Phase 3 — Multi-Machine
Distributed Fetcher Fleet + Central Frontier
Introduce the URL Frontier as a central service. Multiple fetcher machines with domain affinity. Bloom filter replaces Redis set for memory efficiency. Separate fetching and parsing with Kafka. DNS cache service. Now reaching millions of pages/hour.
Phase 4 — Web Scale
SimHash, PageRank Feedback, Multi-Region
Add near-duplicate detection via SimHash. Feed link graph back to PageRank to improve frontier prioritization. Multi-region deployment for latency and redundancy. Tiered crawling — fast HTTP path + slower headless browser path for JS-heavy pages.
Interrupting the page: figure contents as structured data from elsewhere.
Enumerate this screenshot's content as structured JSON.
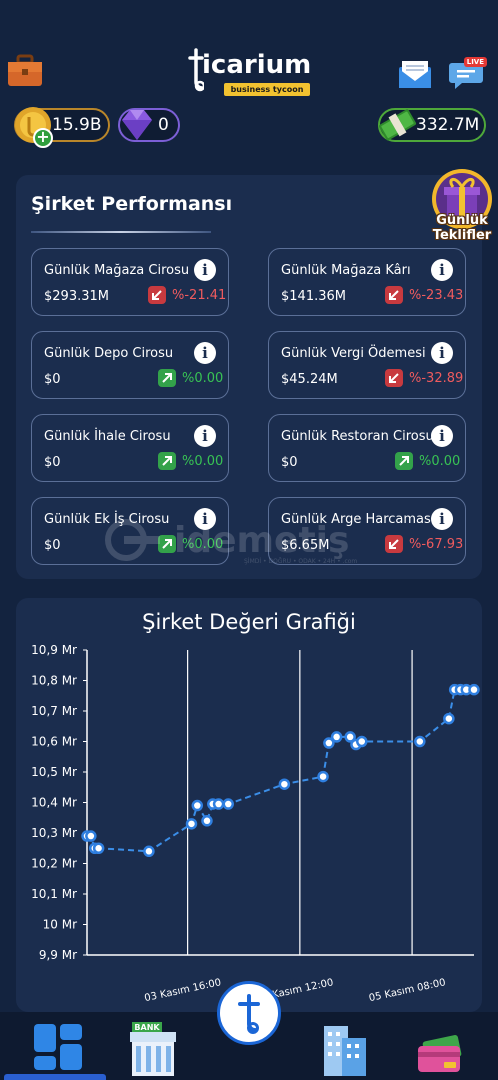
{
  "header": {
    "logo_text": "icarium",
    "logo_subtitle": "business tycoon",
    "live_badge": "LIVE"
  },
  "balances": {
    "coins": "15.9B",
    "gems": "0",
    "cash": "332.7M"
  },
  "performance": {
    "title": "Şirket Performansı",
    "gift_label_line1": "Günlük",
    "gift_label_line2": "Teklifler",
    "stats": [
      {
        "label": "Günlük Mağaza Cirosu",
        "value": "$293.31M",
        "change": "%-21.41",
        "direction": "down"
      },
      {
        "label": "Günlük Mağaza Kârı",
        "value": "$141.36M",
        "change": "%-23.43",
        "direction": "down"
      },
      {
        "label": "Günlük Depo Cirosu",
        "value": "$0",
        "change": "%0.00",
        "direction": "up"
      },
      {
        "label": "Günlük Vergi Ödemesi",
        "value": "$45.24M",
        "change": "%-32.89",
        "direction": "down"
      },
      {
        "label": "Günlük İhale Cirosu",
        "value": "$0",
        "change": "%0.00",
        "direction": "up"
      },
      {
        "label": "Günlük Restoran Cirosu",
        "value": "$0",
        "change": "%0.00",
        "direction": "up"
      },
      {
        "label": "Günlük Ek İş Cirosu",
        "value": "$0",
        "change": "%0.00",
        "direction": "up"
      },
      {
        "label": "Günlük Arge Harcaması",
        "value": "$6.65M",
        "change": "%-67.93",
        "direction": "down"
      }
    ]
  },
  "watermark": {
    "text": "idemetiş",
    "sub": "ŞİMDİ • DOĞRU • ODAK • 24H • .com"
  },
  "chart_data": {
    "type": "line",
    "title": "Şirket Değeri Grafiği",
    "y_ticks": [
      "10,9 Mr",
      "10,8 Mr",
      "10,7 Mr",
      "10,6 Mr",
      "10,5 Mr",
      "10,4 Mr",
      "10,3 Mr",
      "10,2 Mr",
      "10,1 Mr",
      "10 Mr",
      "9,9 Mr"
    ],
    "ylim": [
      9.9,
      10.9
    ],
    "x_ticks": [
      {
        "label": "03 Kasım 16:00",
        "x": 0.26
      },
      {
        "label": "04 Kasım 12:00",
        "x": 0.55
      },
      {
        "label": "05 Kasım 08:00",
        "x": 0.84
      }
    ],
    "grid": "vertical",
    "series": [
      {
        "x": 0.0,
        "y": 10.29
      },
      {
        "x": 0.01,
        "y": 10.29
      },
      {
        "x": 0.02,
        "y": 10.25
      },
      {
        "x": 0.03,
        "y": 10.25
      },
      {
        "x": 0.16,
        "y": 10.24
      },
      {
        "x": 0.27,
        "y": 10.33
      },
      {
        "x": 0.285,
        "y": 10.39
      },
      {
        "x": 0.31,
        "y": 10.34
      },
      {
        "x": 0.325,
        "y": 10.395
      },
      {
        "x": 0.34,
        "y": 10.395
      },
      {
        "x": 0.365,
        "y": 10.395
      },
      {
        "x": 0.51,
        "y": 10.46
      },
      {
        "x": 0.61,
        "y": 10.485
      },
      {
        "x": 0.625,
        "y": 10.595
      },
      {
        "x": 0.645,
        "y": 10.615
      },
      {
        "x": 0.68,
        "y": 10.615
      },
      {
        "x": 0.695,
        "y": 10.59
      },
      {
        "x": 0.71,
        "y": 10.6
      },
      {
        "x": 0.86,
        "y": 10.6
      },
      {
        "x": 0.935,
        "y": 10.675
      },
      {
        "x": 0.95,
        "y": 10.77
      },
      {
        "x": 0.965,
        "y": 10.77
      },
      {
        "x": 0.98,
        "y": 10.77
      },
      {
        "x": 1.0,
        "y": 10.77
      }
    ]
  }
}
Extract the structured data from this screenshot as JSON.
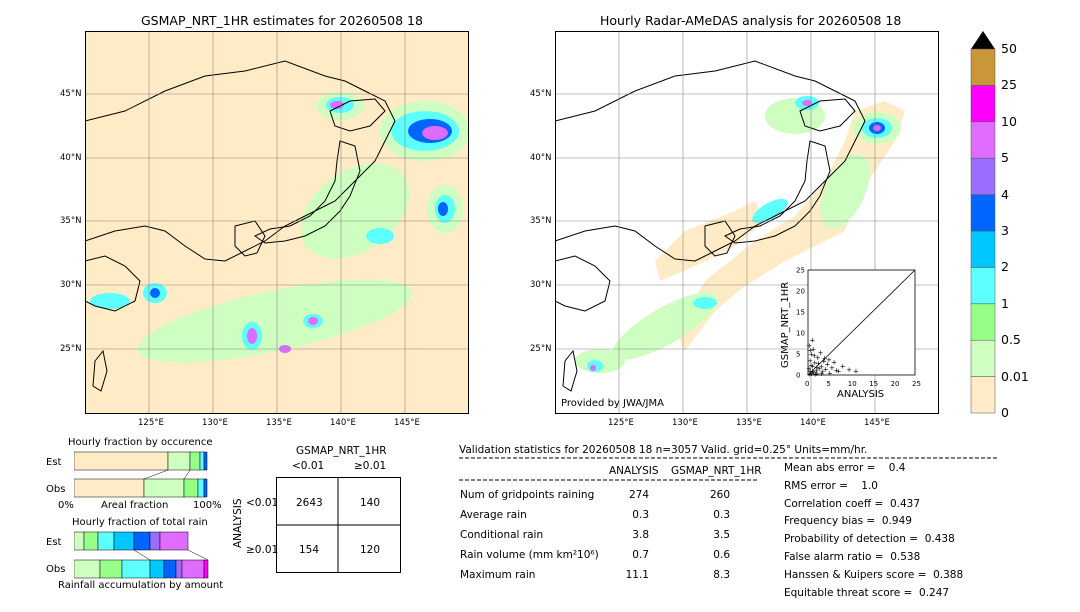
{
  "maps": {
    "left_title": "GSMAP_NRT_1HR estimates for 20260508 18",
    "right_title": "Hourly Radar-AMeDAS analysis for 20260508 18",
    "provided_by": "Provided by JWA/JMA",
    "lat_labels": [
      "45°N",
      "40°N",
      "35°N",
      "30°N",
      "25°N"
    ],
    "lon_labels": [
      "125°E",
      "130°E",
      "135°E",
      "140°E",
      "145°E"
    ]
  },
  "colorbar": {
    "labels": [
      "50",
      "25",
      "10",
      "5",
      "4",
      "3",
      "2",
      "1",
      "0.5",
      "0.01",
      "0"
    ],
    "colors": [
      "#ffebc6",
      "#cfffc0",
      "#97ff88",
      "#5effff",
      "#00c8ff",
      "#0064ff",
      "#9a6dff",
      "#e06cff",
      "#ff00ff",
      "#c99638"
    ]
  },
  "scatter": {
    "xlabel": "ANALYSIS",
    "ylabel": "GSMAP_NRT_1HR",
    "ticks": [
      "0",
      "5",
      "10",
      "15",
      "20",
      "25"
    ]
  },
  "fraction": {
    "occurrence_title": "Hourly fraction by occurence",
    "total_title": "Hourly fraction of total rain",
    "est_label": "Est",
    "obs_label": "Obs",
    "axis_left": "0%",
    "axis_mid": "Areal fraction",
    "axis_right": "100%",
    "accum_label": "Rainfall accumulation by amount"
  },
  "contingency": {
    "header": "GSMAP_NRT_1HR",
    "col1": "<0.01",
    "col2": "≥0.01",
    "row_axis": "ANALYSIS",
    "row1": "<0.01",
    "row2": "≥0.01",
    "cells": [
      "2643",
      "140",
      "154",
      "120"
    ]
  },
  "validation": {
    "header": "Validation statistics for 20260508 18  n=3057 Valid. grid=0.25° Units=mm/hr.",
    "col_analysis": "ANALYSIS",
    "col_gsmap": "GSMAP_NRT_1HR",
    "rows": [
      {
        "label": "Num of gridpoints raining",
        "analysis": "274",
        "gsmap": "260"
      },
      {
        "label": "Average rain",
        "analysis": "0.3",
        "gsmap": "0.3"
      },
      {
        "label": "Conditional rain",
        "analysis": "3.8",
        "gsmap": "3.5"
      },
      {
        "label": "Rain volume (mm km²10⁶)",
        "analysis": "0.7",
        "gsmap": "0.6"
      },
      {
        "label": "Maximum rain",
        "analysis": "11.1",
        "gsmap": "8.3"
      }
    ],
    "scores": [
      "Mean abs error =    0.4",
      "RMS error =    1.0",
      "Correlation coeff =  0.437",
      "Frequency bias =  0.949",
      "Probability of detection =  0.438",
      "False alarm ratio =  0.538",
      "Hanssen & Kuipers score =  0.388",
      "Equitable threat score =  0.247"
    ]
  },
  "chart_data": {
    "type": "scatter",
    "xlabel": "ANALYSIS",
    "ylabel": "GSMAP_NRT_1HR",
    "xlim": [
      0,
      25
    ],
    "ylim": [
      0,
      25
    ],
    "points": [
      [
        0.3,
        0.2
      ],
      [
        0.5,
        1.0
      ],
      [
        0.8,
        0.4
      ],
      [
        1.0,
        2.1
      ],
      [
        1.2,
        0.6
      ],
      [
        1.5,
        3.0
      ],
      [
        1.8,
        1.1
      ],
      [
        2.0,
        0.3
      ],
      [
        2.2,
        4.2
      ],
      [
        2.5,
        1.6
      ],
      [
        0.4,
        3.5
      ],
      [
        0.7,
        5.0
      ],
      [
        1.1,
        6.2
      ],
      [
        0.2,
        7.0
      ],
      [
        3.0,
        2.0
      ],
      [
        3.3,
        0.8
      ],
      [
        3.6,
        3.3
      ],
      [
        4.0,
        1.4
      ],
      [
        4.4,
        2.6
      ],
      [
        5.0,
        0.5
      ],
      [
        5.5,
        1.8
      ],
      [
        6.0,
        3.1
      ],
      [
        7.0,
        0.9
      ],
      [
        8.0,
        2.2
      ],
      [
        9.5,
        1.3
      ],
      [
        11.1,
        1.0
      ],
      [
        0.6,
        2.4
      ],
      [
        1.4,
        4.6
      ],
      [
        2.8,
        5.4
      ],
      [
        0.9,
        8.3
      ],
      [
        1.7,
        0.2
      ],
      [
        2.3,
        2.9
      ],
      [
        3.8,
        4.0
      ],
      [
        0.15,
        1.5
      ],
      [
        0.5,
        6.0
      ],
      [
        6.5,
        1.2
      ],
      [
        4.8,
        3.7
      ],
      [
        2.0,
        1.9
      ],
      [
        1.0,
        1.0
      ],
      [
        3.1,
        0.3
      ]
    ]
  }
}
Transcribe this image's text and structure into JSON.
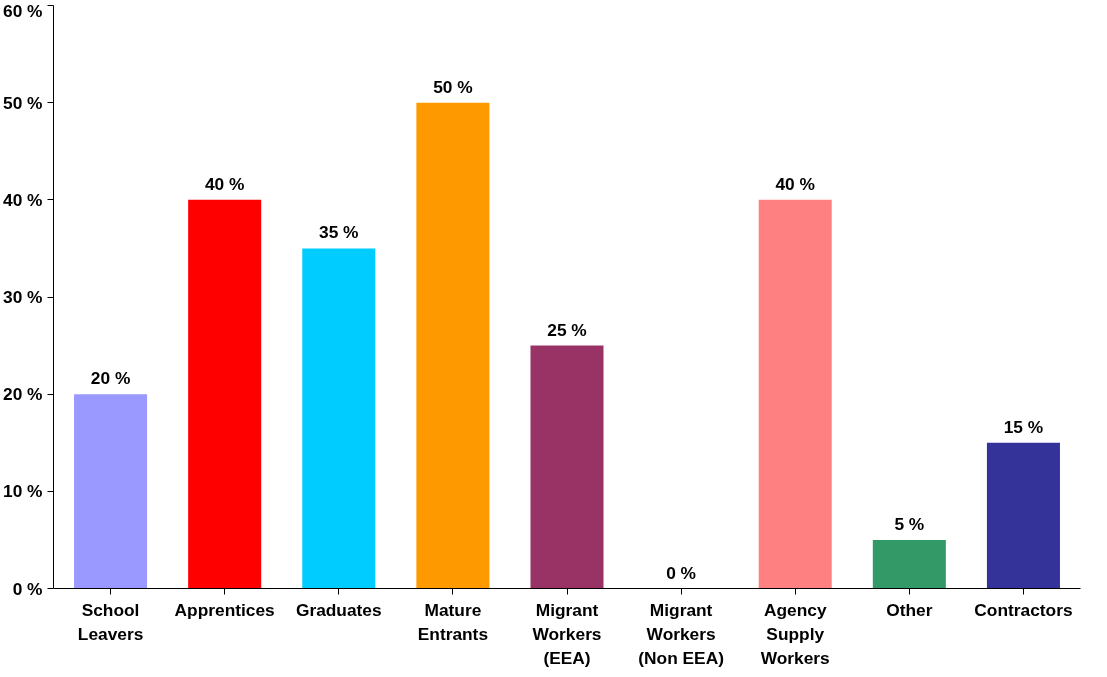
{
  "chart_data": {
    "type": "bar",
    "categories": [
      "School Leavers",
      "Apprentices",
      "Graduates",
      "Mature Entrants",
      "Migrant Workers (EEA)",
      "Migrant Workers (Non EEA)",
      "Agency Supply Workers",
      "Other",
      "Contractors"
    ],
    "values": [
      20,
      40,
      35,
      50,
      25,
      0,
      40,
      5,
      15
    ],
    "colors": [
      "#9999ff",
      "#ff0000",
      "#00ccff",
      "#ff9900",
      "#993366",
      "#ffffff",
      "#ff8080",
      "#339966",
      "#333399"
    ],
    "value_labels": [
      "20 %",
      "40 %",
      "35 %",
      "50 %",
      "25 %",
      "0 %",
      "40 %",
      "5 %",
      "15 %"
    ],
    "ylim": [
      0,
      60
    ],
    "yticks": [
      {
        "value": 0,
        "label": "0 %"
      },
      {
        "value": 10,
        "label": "10 %"
      },
      {
        "value": 20,
        "label": "20 %"
      },
      {
        "value": 30,
        "label": "30 %"
      },
      {
        "value": 40,
        "label": "40 %"
      },
      {
        "value": 50,
        "label": "50 %"
      },
      {
        "value": 60,
        "label": "60 %"
      }
    ],
    "grid": false
  }
}
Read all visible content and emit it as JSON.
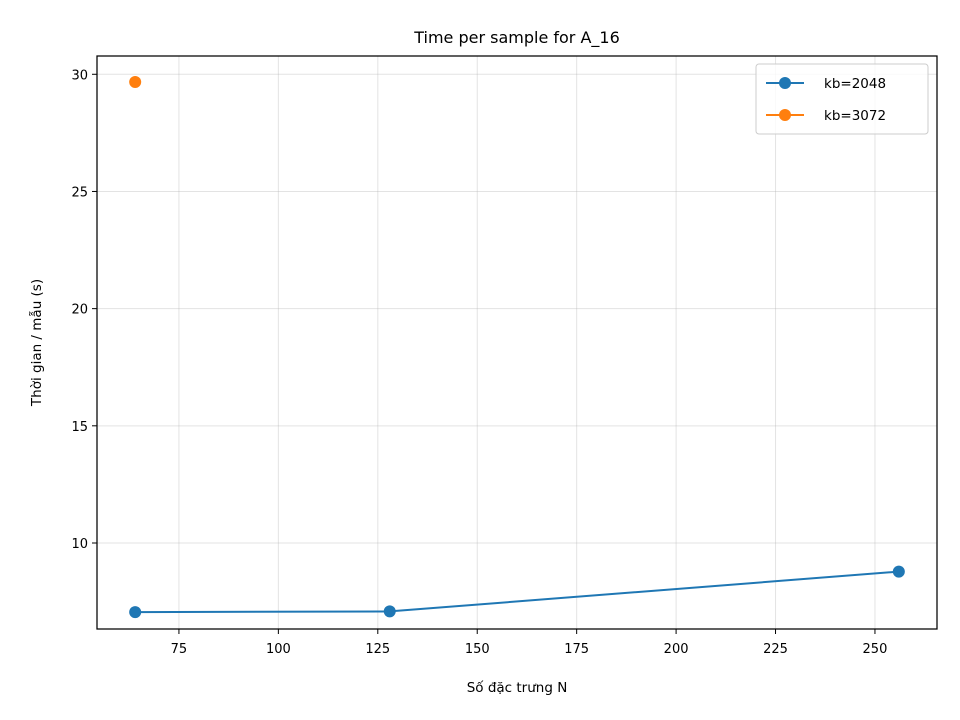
{
  "chart_data": {
    "type": "line",
    "title": "Time per sample for A_16",
    "xlabel": "Số đặc trưng N",
    "ylabel": "Thời gian / mẫu (s)",
    "xlim": [
      54.4,
      265.6
    ],
    "ylim": [
      6.33,
      30.78
    ],
    "xticks": [
      75,
      100,
      125,
      150,
      175,
      200,
      225,
      250
    ],
    "yticks": [
      10,
      15,
      20,
      25,
      30
    ],
    "grid": true,
    "legend_position": "top-right",
    "series": [
      {
        "name": "kb=2048",
        "color": "#1f77b4",
        "x": [
          64,
          128,
          256
        ],
        "y": [
          7.05,
          7.08,
          8.78
        ]
      },
      {
        "name": "kb=3072",
        "color": "#ff7f0e",
        "x": [
          64
        ],
        "y": [
          29.67
        ]
      }
    ]
  }
}
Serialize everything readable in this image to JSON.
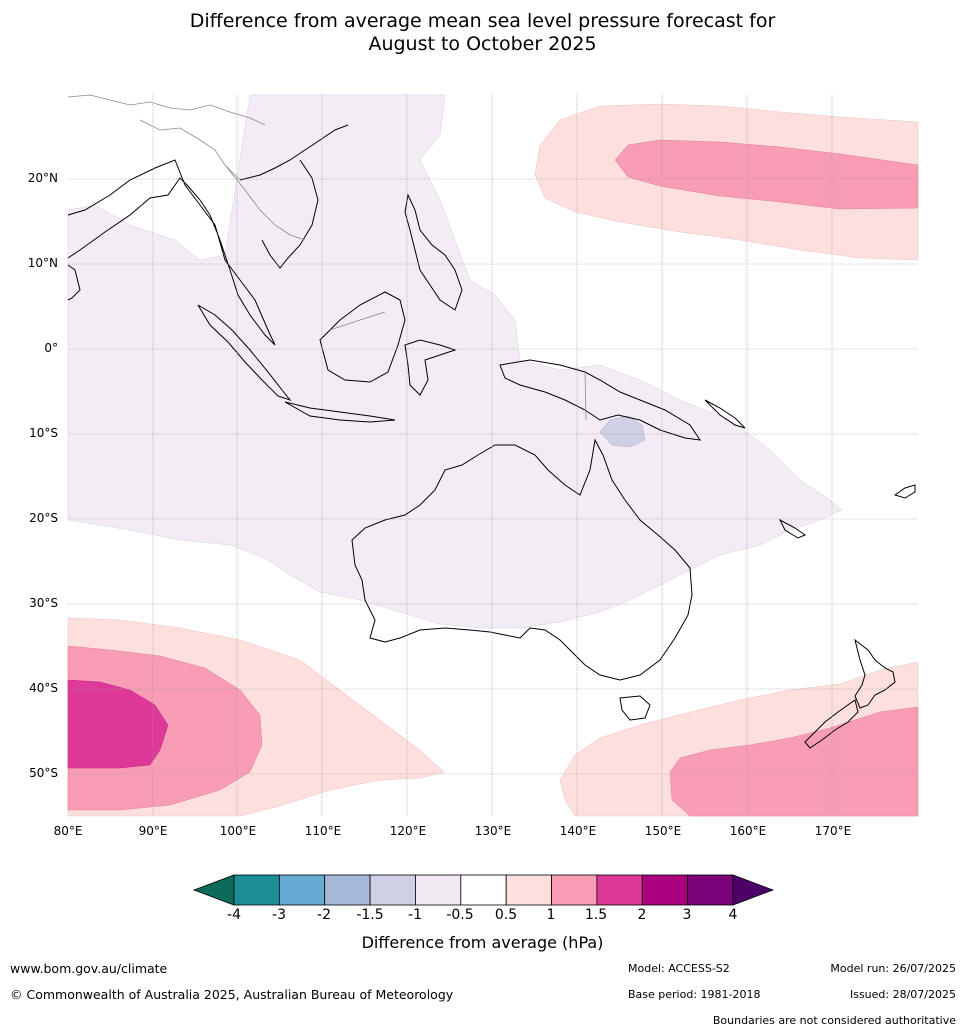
{
  "title": {
    "line1": "Difference from average mean sea level pressure forecast for",
    "line2": "August to October 2025"
  },
  "map": {
    "lat_labels": [
      "20°N",
      "10°N",
      "0°",
      "10°S",
      "20°S",
      "30°S",
      "40°S",
      "50°S"
    ],
    "lon_labels": [
      "80°E",
      "90°E",
      "100°E",
      "110°E",
      "120°E",
      "130°E",
      "140°E",
      "150°E",
      "160°E",
      "170°E"
    ],
    "region": "80°E–180°E, 30°N–55°S",
    "gridlines": true,
    "anomaly_areas": [
      {
        "area": "North-west Pacific",
        "range": "1 to 1.5 and 1.5 to 2"
      },
      {
        "area": "Southern Indian Ocean",
        "range": "1 to 1.5, 1.5 to 2 and 2 to 3"
      },
      {
        "area": "Tasman Sea / New Zealand",
        "range": "1 to 1.5 and 1.5 to 2"
      },
      {
        "area": "Maritime Continent and Australia",
        "range": "-0.5 to -1"
      },
      {
        "area": "South of New Guinea",
        "range": "-1 to -1.5"
      }
    ]
  },
  "colorbar": {
    "ticks": [
      "-4",
      "-3",
      "-2",
      "-1.5",
      "-1",
      "-0.5",
      "0.5",
      "1",
      "1.5",
      "2",
      "3",
      "4"
    ],
    "colors": [
      "#1b8e96",
      "#68abd2",
      "#a7b9d8",
      "#cfd0e6",
      "#f1eaf3",
      "#ffffff",
      "#fde0de",
      "#f89db5",
      "#de3998",
      "#ac017e",
      "#7a0177"
    ],
    "under_color": "#0d6b5c",
    "over_color": "#4d0066",
    "label": "Difference from average (hPa)"
  },
  "footer": {
    "website": "www.bom.gov.au/climate",
    "copyright": "© Commonwealth of Australia 2025, Australian Bureau of Meteorology",
    "model": "Model: ACCESS-S2",
    "base_period": "Base period: 1981-2018",
    "model_run": "Model run: 26/07/2025",
    "issued": "Issued: 28/07/2025",
    "disclaimer": "Boundaries are not considered authoritative"
  }
}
This is Google / Bing territory — tens of thousands of machines, petabytes of storage.
Phase 5 — Specialization
Domain-Specific Crawlers
Separate crawl pipelines for different content types: news (freshness over coverage), e-commerce (structured data extraction), academic papers (PDF parsing), social media (API access over crawl). Each has a different freshness requirement, depth strategy, and parsing logic. The general-purpose crawler architecture becomes a platform others build on.